What you need to know:
- Anyone is now allowed to claim the idle assets upon presenting proof of representation of the missing account owners to the Unclaimed Financial Assets Authority.
- Unclaimed assets include sums payable on travelers cheques, money orders, cheques, drafts, and other instruments that are outstanding for over two years.
The Treasury has cleared claimants of dormant financial assets and accounts held by the State to nominate other beneficiaries of the idle cash, shares, and dividends — a move aimed at unlocking billions of shillings in unclaimed assets.
Fresh regulations published by Treasury Cabinet Secretary Njuguna Ndung’u said anyone is now allowed to claim the idle assets upon presenting proof of representation of the missing account owners to the Unclaimed Financial Assets Authority (Ufaa).
“A person who claims ownership of any asset held by the authority shall submit to the authority a duly completed form provided by the authority, signed by the claimant or by such a person authorised to sign on the claimant’s behalf and witnessed by a person who need not to be a judicial officer or legal practitioner,” said Prof Ndung’u.
The new rules, which stem from the Finance Act 2023, also allow claimants to present letters of administration or grant of probate, a certificate of summary administration issued under the Public Trustee Act, or power of attorney or court order.
The Finance Act 2023 made changes to the Unclaimed Financial Assets Act, of 2011 to increase the number of persons entitled to receive payment or delivery of assets in dormant financial accounts.
Unclaimed assets include sums payable on travelers cheques, money orders, cheques, drafts, and other instruments that are outstanding for over two years.
They also include demand, savings, and time deposits in banks that have been left idle for more than five years, and life or endowment insurance policies or annuity contracts that have matured or terminated if unclaimed for more than two years after the funds became due and payable.
The Unclaimed Financial Assets Act, of 2011 had previously limited claims from dormant accounts to one person — a stance that has been blamed for slowed transmission of dormant assets leading to a huge stockpile of idle cash held by Ufaa.
The law change will see rightful claimants who are sick, incapacitated, outside the country, or in any way unable to claim their assets to designate another person to receive the assets on their behalf - boosting payouts of unclaimed assets.
Chocked by a stockpile of unclaimed assets, Ufaa is considering converting non-cash unclaimed assets into cash in a bid to expedite the reunification of the assets with their rightful heirs.
Ufaa said that by December last year, it had received unclaimed financial assets worth Sh55.6 billion including Sh27.28 billion in cash and Sh28.32 billion in shares.
“The authority will explore the option of converting non-cash unclaimed assets in cash equivalent (especially shares and safe deposit contents),” says Ufaa.
The largest share of the unclaimed assets was remitted to Ufaa by banks (67.7 per cent), listed companies (16.9 per cent), telecoms operators (9.3 per cent), insurance companies (5.3 per cent), other sources (0.3 per cent), pension funds (0.1 per cent) and saccos (0.3 per cent).
The agency says it is harder to reconcile non-cash assets to their rightful owners compared to cash assets.
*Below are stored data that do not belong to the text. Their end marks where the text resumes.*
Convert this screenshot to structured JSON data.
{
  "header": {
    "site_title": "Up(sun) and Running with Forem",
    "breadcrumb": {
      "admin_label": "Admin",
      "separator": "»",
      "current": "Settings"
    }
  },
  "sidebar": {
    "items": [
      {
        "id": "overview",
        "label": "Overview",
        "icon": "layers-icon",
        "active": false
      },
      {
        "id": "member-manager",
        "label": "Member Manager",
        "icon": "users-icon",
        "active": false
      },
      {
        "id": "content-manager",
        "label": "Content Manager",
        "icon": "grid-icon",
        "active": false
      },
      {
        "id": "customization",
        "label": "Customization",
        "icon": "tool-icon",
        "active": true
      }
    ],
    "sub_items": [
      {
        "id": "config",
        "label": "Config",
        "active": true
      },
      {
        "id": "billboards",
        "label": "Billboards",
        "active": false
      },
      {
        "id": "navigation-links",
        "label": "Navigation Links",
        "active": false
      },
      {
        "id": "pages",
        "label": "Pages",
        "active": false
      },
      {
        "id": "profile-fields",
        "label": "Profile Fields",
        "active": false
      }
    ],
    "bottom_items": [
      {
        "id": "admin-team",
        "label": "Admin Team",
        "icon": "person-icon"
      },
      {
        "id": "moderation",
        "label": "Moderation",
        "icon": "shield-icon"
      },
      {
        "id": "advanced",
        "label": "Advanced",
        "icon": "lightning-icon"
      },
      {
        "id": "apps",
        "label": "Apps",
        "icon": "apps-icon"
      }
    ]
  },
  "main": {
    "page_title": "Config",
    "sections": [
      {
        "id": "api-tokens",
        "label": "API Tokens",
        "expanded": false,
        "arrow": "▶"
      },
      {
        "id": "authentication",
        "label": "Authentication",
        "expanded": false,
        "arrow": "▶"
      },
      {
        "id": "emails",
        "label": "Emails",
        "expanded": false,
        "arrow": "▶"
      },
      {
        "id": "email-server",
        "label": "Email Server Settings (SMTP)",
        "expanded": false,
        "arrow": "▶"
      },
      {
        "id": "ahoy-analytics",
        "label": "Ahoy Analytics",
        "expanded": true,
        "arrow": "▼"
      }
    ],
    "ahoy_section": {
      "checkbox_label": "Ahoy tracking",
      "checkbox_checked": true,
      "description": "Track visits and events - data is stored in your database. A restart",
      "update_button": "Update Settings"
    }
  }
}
Its figures show that the rate of reunification of non-cash assets is at 3.7 per cent and a much higher success rate of 5.7 per cent for cash assets.
This has prompted it to consider converting some of these assets, especially shares and valuables in safe deposit boxes cash by selling them.
Individuals store a wide array of valuables in safe deposit boxes including jewellery, precious metals, artwork, important documents, cash, heirlooms, firearms, and valuable collectibles.
As of December 2022, some 147,509,713 shares and 3,658 safe deposit boxes had been surrendered to the Authority.